While the US was recognising Swaziland’s failures in human and civil rights an editor and a human rights lawyer continued to languish in prison on remand as a case against them for contempt of court crawls through the Swazi High Court. Bheki Makhubu, the editor of the Nation, a small independent comment magazine, and lawyer and writer Thulani Maseko have spent more than 100 days in jail. They are accused of writing and publishing articles critical of the Swazi Chief Justice Michael Ramodibedi.
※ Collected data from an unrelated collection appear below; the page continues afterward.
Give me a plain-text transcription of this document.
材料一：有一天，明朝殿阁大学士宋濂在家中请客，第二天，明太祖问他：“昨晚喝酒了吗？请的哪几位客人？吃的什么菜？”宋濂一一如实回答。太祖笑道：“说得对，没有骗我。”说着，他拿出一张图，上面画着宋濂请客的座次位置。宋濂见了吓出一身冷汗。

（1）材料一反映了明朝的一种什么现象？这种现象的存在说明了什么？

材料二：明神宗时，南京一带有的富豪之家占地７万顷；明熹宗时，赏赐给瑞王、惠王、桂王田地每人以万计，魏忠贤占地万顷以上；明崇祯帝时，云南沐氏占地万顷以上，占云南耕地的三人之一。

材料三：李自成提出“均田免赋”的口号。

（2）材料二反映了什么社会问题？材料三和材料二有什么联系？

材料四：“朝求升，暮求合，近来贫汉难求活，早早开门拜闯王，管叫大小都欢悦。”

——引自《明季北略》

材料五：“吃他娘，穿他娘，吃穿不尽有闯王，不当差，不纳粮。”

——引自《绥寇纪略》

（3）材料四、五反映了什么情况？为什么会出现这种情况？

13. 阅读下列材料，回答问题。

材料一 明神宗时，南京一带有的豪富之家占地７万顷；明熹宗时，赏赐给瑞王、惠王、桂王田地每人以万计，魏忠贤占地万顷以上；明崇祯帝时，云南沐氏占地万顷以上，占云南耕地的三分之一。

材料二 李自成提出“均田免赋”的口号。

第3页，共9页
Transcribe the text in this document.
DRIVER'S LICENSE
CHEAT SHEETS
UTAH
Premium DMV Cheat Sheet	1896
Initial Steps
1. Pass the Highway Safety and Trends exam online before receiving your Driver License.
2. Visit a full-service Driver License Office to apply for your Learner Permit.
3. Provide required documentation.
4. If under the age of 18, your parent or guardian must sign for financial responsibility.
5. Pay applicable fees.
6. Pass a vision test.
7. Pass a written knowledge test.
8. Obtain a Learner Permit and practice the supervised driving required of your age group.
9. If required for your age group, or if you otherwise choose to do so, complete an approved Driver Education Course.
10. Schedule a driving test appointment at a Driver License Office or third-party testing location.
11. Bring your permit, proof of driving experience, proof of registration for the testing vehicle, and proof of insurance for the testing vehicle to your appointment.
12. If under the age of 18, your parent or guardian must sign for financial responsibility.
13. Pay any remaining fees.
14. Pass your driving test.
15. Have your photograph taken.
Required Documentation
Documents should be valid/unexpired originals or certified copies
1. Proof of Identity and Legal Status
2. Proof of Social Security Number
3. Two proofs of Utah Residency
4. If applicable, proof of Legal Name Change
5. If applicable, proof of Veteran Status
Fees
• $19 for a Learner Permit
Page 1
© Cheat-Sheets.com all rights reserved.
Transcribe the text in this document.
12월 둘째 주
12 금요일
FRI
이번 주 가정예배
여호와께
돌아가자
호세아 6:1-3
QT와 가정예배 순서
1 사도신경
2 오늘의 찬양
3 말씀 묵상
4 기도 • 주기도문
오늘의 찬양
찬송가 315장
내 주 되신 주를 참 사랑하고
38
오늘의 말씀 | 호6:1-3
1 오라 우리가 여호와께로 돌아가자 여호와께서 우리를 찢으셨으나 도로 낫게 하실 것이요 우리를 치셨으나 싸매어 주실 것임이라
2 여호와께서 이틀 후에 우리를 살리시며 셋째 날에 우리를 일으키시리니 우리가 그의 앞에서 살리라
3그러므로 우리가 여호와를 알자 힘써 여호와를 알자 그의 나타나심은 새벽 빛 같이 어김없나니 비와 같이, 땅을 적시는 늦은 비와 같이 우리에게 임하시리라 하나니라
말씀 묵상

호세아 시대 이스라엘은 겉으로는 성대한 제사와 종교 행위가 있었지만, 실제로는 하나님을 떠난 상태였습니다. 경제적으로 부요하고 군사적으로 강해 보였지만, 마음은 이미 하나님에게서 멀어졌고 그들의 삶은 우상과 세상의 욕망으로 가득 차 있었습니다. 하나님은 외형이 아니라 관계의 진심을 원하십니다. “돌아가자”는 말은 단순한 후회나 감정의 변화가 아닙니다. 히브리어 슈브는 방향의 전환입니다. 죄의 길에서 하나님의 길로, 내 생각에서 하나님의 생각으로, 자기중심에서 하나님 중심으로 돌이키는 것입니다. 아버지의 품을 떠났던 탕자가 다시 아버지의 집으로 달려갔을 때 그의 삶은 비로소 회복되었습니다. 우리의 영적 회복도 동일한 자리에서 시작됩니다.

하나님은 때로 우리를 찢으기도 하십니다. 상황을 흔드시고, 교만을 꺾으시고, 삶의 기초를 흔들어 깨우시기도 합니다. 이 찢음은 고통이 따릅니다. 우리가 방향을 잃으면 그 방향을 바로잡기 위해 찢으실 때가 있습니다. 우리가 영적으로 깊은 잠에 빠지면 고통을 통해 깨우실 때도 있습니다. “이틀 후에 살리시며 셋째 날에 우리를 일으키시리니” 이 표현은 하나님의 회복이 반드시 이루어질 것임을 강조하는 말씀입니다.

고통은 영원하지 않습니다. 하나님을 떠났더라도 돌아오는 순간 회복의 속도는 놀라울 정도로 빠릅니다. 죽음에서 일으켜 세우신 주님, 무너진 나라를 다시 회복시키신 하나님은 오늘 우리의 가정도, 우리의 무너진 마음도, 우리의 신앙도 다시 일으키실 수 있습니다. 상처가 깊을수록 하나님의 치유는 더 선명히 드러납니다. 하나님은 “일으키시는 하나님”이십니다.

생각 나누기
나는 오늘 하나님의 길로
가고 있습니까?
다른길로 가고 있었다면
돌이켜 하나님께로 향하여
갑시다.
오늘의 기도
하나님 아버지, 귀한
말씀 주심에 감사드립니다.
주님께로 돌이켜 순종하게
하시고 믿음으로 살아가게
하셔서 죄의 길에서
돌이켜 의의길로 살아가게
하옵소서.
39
The charges have attracted international attention which refuses to abate the longer the trial continues.
These are just two of the stories covered by Swazi Media Commentary during the second quarter of 2014 and now available as part of a collection Swaziland: Striving for Freedom, Volume 14, free of charge on scribd dot com.
This publication documents many of the struggles for human rights that are taking place in the kingdom during March to June 2014. In April, police illegally abducted prodemocracy leaders and drove them up to 30 kilometres away, before dumping them to prevent them taking part in a meeting calling for freedom in the kingdom.
Seven members of Swaziland’s best known pro-democracy party the People’s United Democratic Movement (PUDEMO) have been arrested and charged under a terrorism act for wearing t-shirts and berets with the group’s name on them.
More than 1,000 people are in jail in Swaziland (nearly three in ten of the entire prison population) because they are too poor to pay fines.
Meanwhile, an independent survey of attitudes of Swazi people suggested more than six in ten of them are not satisfied with the way democracy works in the kingdom.
Elsewhere, the E3 billion (US$300 million) Sikhuphe Airport (now renamed King Mswati III Airport) remains closed to traffic and the public have been banned from visiting the site of the airport for ‘security reasons’.
Swazi Media Commentary has no physical base and is completely independent of any political faction and receives no income from any individual or organisation. People who contribute ideas or write for it do so as volunteers and receive no payment.
Swazi Media Commentary is published online – updated most days – bringing information, comment and analysis in support of democracy in the kingdom.